Filmin kendisi de eşi benzeri görülmemiş bir azmin ürünü. Film için 150.000’den fazla animasyon hücresi özenle çizildi. Filmin animasyonlarında bugünün standartlarını bile geride bırakacak bir pürüzsüzlük elde edildi; araçlar ve karakterler sahnelerde resmen süzülüyordu. Aksiyon sahneleri dengeli, vurucu ve dokunaklıydı. Görsellikte aydınlatmaya da son derece önem verildi. Ateşli tebeşir beyazı patlamalardan bilgisayarlara ve çevrelerini yapay bir floresan yeşili ile kaplayan pis neon tabelalara kadar Akira’nın aydınlatma teknikleri, Neo-Tokyo’yu oluşturan manzaraların karakterlere -ve buna bağlı olarak izleyiciye– rehberlik etmesini sağlandı. Zamanının çok ötesindeki bu görsel detaylar, Endonezya gamelan ve geleneksel Japon noh müziğini içeren muhteşem film müzikleri ile taçlandırıldı. Etkileyici görseller ve müziğin birleşimi, sürükleyici bir duyusal deneyim yarattı.
Film tema olarak siberpunk unsurlarıyla dolu bir bilimkurgu hikâyesinden çok daha fazlasıdır. Yolsuzluktan yozlaşmaya, bilimsel araştırma etiğinin anarşiye ve aşkınlığa bulaşmasına ve ailenin de ortaya konmasına kadar çok çeşitli konulara değinen yoğun bir paket sunar. Filmin bu kavramlara gösterdiği özen zamanı için önemli olsa da, yapım içinde kendine yeterli zaman bulamayarak yüzeysel kalmış gibi bir his oluşturabilir. Bunun muhtemel sebebi, 2.000 sayfadan fazla olan mangadan sadece büyük olaylara konu olabilecek ana hikâyelerin seçilerek senaryolaştırılması olabilir.

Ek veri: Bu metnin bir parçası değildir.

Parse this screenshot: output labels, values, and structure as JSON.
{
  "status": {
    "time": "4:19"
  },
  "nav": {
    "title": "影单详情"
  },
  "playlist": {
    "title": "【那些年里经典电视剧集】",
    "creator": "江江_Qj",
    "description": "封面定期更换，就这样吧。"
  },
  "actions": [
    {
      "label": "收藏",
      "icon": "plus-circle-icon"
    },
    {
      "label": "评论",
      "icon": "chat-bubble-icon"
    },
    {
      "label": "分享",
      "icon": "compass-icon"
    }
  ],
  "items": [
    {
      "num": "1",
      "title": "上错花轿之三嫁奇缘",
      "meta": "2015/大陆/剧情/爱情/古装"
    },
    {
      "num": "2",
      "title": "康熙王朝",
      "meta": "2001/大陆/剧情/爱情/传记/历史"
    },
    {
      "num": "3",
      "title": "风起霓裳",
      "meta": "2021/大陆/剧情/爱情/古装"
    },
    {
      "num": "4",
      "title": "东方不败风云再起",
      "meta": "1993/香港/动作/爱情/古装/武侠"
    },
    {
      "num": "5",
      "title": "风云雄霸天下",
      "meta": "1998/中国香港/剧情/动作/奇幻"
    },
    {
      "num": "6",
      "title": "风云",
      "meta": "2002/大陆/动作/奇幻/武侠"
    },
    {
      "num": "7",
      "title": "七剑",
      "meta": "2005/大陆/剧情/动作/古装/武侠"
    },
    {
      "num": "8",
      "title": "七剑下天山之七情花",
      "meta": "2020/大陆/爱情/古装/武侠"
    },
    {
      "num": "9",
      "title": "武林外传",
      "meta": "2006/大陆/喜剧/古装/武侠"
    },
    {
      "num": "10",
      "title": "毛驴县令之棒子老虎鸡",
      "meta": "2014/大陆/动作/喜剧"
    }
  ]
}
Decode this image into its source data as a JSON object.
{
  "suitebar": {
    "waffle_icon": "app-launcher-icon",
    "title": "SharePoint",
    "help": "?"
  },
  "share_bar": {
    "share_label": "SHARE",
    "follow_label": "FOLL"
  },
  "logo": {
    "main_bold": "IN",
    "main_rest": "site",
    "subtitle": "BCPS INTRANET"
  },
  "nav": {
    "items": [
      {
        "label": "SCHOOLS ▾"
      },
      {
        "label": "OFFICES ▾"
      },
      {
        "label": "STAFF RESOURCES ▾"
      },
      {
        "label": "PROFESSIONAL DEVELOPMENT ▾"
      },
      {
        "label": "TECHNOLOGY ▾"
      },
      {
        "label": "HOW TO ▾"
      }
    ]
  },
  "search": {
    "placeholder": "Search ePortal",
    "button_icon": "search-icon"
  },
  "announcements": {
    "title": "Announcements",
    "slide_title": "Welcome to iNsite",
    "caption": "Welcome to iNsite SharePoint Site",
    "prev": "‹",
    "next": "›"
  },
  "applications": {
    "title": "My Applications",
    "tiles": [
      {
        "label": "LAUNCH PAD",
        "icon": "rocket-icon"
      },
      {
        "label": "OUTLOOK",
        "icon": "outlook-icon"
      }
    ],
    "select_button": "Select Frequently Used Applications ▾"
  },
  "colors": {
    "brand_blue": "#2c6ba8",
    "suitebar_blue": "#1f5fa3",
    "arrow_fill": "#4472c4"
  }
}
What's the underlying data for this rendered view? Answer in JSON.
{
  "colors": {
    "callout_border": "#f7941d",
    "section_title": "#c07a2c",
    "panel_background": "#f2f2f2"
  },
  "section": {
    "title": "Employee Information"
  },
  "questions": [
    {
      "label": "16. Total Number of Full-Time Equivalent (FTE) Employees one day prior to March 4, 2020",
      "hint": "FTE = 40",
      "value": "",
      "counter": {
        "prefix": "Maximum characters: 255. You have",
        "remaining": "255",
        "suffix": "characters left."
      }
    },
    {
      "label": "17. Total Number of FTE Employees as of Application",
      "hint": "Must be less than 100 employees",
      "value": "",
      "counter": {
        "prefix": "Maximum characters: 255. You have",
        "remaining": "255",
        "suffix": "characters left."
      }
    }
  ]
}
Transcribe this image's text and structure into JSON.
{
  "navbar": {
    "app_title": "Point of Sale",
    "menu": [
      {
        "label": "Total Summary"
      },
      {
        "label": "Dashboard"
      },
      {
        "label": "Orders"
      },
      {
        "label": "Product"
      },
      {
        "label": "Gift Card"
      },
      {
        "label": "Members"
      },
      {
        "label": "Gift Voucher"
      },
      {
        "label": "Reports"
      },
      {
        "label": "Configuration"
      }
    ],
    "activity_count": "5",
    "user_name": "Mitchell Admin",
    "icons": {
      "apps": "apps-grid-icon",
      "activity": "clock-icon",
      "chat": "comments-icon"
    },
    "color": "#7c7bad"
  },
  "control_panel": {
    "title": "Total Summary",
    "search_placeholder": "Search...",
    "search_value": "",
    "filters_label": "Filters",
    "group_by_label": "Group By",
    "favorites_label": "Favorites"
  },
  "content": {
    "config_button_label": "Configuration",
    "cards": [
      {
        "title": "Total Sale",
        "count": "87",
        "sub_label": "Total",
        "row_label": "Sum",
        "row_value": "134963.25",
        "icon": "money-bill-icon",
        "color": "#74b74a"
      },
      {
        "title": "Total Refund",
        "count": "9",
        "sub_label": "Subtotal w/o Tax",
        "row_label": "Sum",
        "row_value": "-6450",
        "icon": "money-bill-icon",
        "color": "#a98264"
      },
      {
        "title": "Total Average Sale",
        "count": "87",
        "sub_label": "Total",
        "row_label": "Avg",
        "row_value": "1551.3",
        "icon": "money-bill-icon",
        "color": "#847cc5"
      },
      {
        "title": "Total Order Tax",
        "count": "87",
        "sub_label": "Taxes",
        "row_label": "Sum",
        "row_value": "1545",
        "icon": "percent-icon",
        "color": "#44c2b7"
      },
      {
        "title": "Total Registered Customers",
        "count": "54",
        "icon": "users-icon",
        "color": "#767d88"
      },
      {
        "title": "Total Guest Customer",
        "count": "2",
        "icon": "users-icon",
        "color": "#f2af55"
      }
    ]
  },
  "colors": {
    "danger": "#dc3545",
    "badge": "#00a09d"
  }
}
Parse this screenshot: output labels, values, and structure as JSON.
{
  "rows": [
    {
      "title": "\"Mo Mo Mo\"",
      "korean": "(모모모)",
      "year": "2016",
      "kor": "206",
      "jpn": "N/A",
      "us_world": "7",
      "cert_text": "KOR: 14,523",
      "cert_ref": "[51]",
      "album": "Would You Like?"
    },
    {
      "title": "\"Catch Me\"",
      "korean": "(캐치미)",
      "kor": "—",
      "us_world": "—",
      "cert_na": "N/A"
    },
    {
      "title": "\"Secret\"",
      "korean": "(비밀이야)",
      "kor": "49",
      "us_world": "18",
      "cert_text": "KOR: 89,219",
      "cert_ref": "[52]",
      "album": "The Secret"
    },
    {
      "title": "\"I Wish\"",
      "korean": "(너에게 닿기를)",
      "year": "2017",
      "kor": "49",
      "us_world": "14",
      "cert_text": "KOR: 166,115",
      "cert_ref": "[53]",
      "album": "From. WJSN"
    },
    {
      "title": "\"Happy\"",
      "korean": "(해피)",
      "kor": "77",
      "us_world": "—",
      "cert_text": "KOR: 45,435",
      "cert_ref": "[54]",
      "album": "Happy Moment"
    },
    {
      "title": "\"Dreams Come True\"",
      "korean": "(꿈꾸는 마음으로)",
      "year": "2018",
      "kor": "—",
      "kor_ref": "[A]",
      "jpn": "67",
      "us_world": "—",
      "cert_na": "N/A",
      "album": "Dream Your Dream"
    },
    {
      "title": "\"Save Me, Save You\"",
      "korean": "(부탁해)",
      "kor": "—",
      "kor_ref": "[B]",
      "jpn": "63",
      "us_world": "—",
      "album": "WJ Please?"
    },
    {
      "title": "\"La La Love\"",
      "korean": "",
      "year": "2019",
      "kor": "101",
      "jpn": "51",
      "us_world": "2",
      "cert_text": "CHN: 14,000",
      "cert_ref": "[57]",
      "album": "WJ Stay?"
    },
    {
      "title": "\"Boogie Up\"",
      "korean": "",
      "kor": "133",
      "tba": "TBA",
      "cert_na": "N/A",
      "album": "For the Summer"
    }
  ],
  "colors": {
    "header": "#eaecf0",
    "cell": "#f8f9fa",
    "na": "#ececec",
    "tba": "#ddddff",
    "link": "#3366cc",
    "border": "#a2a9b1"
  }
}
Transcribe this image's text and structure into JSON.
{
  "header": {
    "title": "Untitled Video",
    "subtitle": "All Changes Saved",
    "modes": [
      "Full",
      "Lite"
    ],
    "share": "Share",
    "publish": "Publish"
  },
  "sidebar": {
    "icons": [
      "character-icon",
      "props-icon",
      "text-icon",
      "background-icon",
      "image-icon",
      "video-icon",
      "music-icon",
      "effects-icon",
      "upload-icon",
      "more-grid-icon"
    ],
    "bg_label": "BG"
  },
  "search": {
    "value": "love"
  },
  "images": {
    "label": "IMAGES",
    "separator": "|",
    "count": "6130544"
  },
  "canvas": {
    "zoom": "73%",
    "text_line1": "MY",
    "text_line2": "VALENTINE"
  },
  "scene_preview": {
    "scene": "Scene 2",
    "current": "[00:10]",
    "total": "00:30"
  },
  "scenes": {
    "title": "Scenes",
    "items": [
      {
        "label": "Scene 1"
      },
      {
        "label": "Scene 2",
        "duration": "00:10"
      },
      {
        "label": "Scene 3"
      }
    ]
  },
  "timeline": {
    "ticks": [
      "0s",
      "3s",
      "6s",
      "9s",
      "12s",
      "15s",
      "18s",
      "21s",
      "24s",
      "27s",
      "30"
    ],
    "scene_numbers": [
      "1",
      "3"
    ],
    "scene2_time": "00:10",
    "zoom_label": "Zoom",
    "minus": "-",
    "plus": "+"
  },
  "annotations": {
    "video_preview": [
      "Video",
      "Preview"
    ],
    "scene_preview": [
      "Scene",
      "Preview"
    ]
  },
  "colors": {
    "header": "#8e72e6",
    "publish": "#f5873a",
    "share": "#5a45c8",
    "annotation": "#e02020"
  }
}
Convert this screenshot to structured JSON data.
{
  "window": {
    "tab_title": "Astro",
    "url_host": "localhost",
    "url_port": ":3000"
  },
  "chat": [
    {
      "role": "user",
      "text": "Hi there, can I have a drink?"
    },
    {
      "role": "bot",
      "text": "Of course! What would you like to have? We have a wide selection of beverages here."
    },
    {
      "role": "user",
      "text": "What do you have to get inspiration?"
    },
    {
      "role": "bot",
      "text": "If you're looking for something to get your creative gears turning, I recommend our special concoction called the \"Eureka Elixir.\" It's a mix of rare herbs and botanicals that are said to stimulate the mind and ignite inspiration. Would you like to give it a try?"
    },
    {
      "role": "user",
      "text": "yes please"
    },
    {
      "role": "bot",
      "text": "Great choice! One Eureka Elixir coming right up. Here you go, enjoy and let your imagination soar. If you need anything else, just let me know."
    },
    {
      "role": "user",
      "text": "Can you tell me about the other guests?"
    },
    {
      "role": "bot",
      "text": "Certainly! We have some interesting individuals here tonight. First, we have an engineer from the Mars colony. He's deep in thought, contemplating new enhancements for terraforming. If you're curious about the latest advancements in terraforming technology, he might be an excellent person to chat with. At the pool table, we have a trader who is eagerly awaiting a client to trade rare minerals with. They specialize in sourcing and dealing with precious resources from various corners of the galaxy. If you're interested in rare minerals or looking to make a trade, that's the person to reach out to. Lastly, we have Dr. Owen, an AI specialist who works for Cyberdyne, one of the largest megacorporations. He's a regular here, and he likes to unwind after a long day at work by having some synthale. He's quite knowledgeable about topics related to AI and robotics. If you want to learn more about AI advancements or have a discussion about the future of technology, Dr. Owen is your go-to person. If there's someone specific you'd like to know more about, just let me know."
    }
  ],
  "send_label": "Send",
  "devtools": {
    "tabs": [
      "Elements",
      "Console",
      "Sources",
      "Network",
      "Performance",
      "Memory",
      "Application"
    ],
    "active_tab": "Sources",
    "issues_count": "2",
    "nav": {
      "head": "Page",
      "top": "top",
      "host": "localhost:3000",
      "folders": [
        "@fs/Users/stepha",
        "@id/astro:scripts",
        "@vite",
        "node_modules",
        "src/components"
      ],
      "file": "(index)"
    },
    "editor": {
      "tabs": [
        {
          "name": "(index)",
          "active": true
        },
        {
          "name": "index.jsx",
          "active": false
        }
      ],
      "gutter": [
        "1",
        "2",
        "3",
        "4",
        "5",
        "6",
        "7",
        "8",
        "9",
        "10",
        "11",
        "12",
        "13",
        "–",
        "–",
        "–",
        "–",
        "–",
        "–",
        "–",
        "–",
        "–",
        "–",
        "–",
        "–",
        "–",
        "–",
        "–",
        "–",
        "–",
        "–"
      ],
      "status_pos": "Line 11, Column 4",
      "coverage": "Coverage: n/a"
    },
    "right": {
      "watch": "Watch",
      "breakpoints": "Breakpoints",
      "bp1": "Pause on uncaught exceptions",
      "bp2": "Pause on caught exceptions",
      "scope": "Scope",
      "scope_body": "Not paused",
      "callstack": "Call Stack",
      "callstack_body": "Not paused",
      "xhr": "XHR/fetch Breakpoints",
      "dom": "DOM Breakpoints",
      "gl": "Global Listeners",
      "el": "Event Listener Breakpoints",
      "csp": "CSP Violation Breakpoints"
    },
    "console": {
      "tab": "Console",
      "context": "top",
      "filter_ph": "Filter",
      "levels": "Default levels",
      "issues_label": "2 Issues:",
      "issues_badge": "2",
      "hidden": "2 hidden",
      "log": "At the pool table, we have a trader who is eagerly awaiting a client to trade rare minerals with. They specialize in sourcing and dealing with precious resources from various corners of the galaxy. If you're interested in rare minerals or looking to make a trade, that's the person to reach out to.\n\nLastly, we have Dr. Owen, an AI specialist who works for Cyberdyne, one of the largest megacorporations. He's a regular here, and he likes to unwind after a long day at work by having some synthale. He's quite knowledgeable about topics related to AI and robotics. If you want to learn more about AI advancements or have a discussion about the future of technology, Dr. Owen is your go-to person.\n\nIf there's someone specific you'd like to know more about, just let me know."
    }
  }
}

Bilimkurgu türünün ve animasyonun temel taşı hâline gelen Akira, animelerin geleceği için yeni bir çekim örneği sunuyordu ve ardından gelen pek çok eser onun devrim sayılan üretim tekniklerini referans aldı ve sayısız yapım, ustaya saygı duruşunu gerçekleştirdi. Bu etki modern kültürün hemen her alanına uzanmıştır. John Gaeta, The Matrix’teki ünlü mermi sahnesini Akira etkisinde gerçekleştirir. Ghost in the Shell, Cyberpunk 2077, Metal Gear Solid, South Park, Stranger Things, Kill Bill, Rick and Morty, The Dark Knight, sokak giyim markası Supreme, Steven Spielberg ve hatta Kanye West, Akira’yı doğrudan ilham kaynağı olarak gösterdiler ya da alıntıladılar. İlk bakışta Akira, modası geçmiş bir anime gibi görünse de günümüz pop kültürünün bazı noktalarına da etki etmiş durumda. Piyasaya sürülmesinin üzerinden 30 yıl geçmesine rağmen, içerdiği mesajlarla sanatçılara ilham kaynağı olmaya devam ediyor.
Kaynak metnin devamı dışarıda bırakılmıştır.